Ricordi est une création littéraire labyrinthique dont les galeries s'étendent sur le papier et le numérique. A côté de l'œuvre finale, dont l'éditeur François-Marie Deyrolle à L'Atelier contemporain a pris soin de faire un bel objet, existe simultanément sur Twitter une sorte de manuscrit d'étape. Christophe Grossi a utilisé les cent quarante caractères du tweet comme une contrainte quasi-oulipienne pour travailler son texte à l'os. Le manuscrit était à l'origine un roman de cent cinquante pages, intitulé La fin des vertiges, l'histoire d'un personnage partant en Italie sur les traces de sa filiation perdue. Insatisfait de la forme, l'auteur a désossé le texte jusqu'à n'en garder que le squelette : une centaine de phrases dont il a affiné le rythme et les sonorités sur Twitter par condensation. Sur le compte anonyme @_ricordi sont donc toujours visibles les 480 fragments publiés pendant près d'un an, avant d'être retravaillés hors ligne en vue de l'édition. Le fil des tweets n'est pas le livre, certains fragments ont disparus, d'autres ont été ajoutés, de nombreux modifiés. Mais il laisse apparaître le mouvement d'écriture qui a précédé la publication : les thèmes qui traversent l'œuvre, les analogies, une présence plus forte du narrateur, la récurrence de certaines formules narratives. Ricordi existe aussi partiellement sur Facebook, révélant d'autres galeries : le profil Ricordi à L'Atelier contemporain regroupe sous forme de feuilleton les images, sons, vidéos et extraits de films qui ont nourri l'écriture de l'œuvre.
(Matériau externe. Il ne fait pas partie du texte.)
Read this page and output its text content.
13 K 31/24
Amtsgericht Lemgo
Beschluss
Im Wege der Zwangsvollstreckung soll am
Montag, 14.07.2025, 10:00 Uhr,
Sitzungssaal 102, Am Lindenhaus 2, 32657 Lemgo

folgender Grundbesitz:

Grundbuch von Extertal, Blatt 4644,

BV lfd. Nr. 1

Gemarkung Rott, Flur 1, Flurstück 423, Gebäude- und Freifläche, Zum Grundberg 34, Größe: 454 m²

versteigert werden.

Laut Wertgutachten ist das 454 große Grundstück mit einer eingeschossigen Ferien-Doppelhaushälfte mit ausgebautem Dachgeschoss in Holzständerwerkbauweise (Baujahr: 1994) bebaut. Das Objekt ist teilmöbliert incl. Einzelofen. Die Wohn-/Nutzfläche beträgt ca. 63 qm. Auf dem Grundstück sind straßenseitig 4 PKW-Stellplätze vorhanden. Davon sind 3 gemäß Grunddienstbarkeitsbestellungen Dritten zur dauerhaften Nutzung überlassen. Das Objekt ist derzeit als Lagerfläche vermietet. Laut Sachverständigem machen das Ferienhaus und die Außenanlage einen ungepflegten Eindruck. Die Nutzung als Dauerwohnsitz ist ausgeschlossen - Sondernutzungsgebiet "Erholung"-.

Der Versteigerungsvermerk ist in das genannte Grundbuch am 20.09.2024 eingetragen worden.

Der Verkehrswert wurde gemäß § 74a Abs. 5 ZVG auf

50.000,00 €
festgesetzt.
Le livre papier conserve cette construction en dédales, offrant ainsi plusieurs chemins de lecture. La lecture linéaire se présente comme la première, par habitude mais aussi parce qu'elle permet de suivre le mouvement qui a présidé à l'agencement des différents fragments. Libre ensuite au lecteur de faire varier les plaisirs. La place occupée par le vide dans la mise en page crée un jeu (mécanique) entre les fragments. Un lecteur un peu joueur pourra y voir là une invitation poétique à prendre le narrateur au mot en imaginant à son tour « des échafaudages puérils (comme) moyen de participer activement à l'histoire qu'on a oublié de nous raconter »   . Celle que l'auteur n'avait peut-être pas prévue et qui rappelle qu'un livre existe par les lectures qui en sont faites. Ainsi prendre une page au hasard, lire un fragment et se laisser porter par les résonances, en filature des autres.
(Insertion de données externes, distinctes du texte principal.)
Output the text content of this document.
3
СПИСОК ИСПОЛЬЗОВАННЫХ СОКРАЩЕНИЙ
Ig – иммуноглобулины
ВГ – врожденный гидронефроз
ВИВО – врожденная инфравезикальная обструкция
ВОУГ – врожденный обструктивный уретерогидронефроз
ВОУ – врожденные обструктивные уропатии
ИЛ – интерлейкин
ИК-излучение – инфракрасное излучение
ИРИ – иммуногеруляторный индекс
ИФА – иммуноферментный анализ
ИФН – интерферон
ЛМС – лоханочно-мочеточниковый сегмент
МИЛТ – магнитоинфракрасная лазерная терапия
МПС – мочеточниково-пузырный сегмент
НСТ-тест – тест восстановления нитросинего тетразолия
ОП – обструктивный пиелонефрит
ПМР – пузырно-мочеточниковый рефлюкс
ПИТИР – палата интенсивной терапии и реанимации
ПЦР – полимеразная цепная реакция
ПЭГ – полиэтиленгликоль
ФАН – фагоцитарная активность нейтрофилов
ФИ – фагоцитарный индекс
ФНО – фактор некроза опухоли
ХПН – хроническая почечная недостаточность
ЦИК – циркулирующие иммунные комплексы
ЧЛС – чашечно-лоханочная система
L'index de neuf pages est une œuvre dans l'œuvre. L'auteur, qui cultive une passion pour les mots-clés, en livre ici un peu plus de 630 comme autant d'entrées dans le texte. Il est possible ainsi de suivre une thématique, un personnage, de ne sélectionner que les mots-clés à une entrée ou encore de procéder par série. Dessiner, par exemple, un chemin au travers des ricordi par les verbes : quand Mi ricordo pourrait alors vouloir dire aimer, arpenter, avouer, basculer, boire, courir, écrire, fictionner, fumer, partir, penser, raconter, tomber, trahir, vivre.

Le lecteur peut aussi entrer dans l'œuvre (l'aborder ou y revenir) par les dessins originaux de Daniel Schlier. D'après sa lecture du livre, Daniel Schlier a travaillé sur, autour et pour les ricordi. Les cinq diptyques révèlent un univers qui tout à la fois prolonge l'écriture et s'en détache. Il est ainsi intéressant de voir que, d'un côté, l'artiste a réagi à ces ricordi très peuplés par le tracé de visages, masques, statues et corps et que, d'un autre côté, il renforce la tension ressentie pour parler d'« une Italie dure et souffrante sous la douceur de la dolce vita des années 50-60 »   .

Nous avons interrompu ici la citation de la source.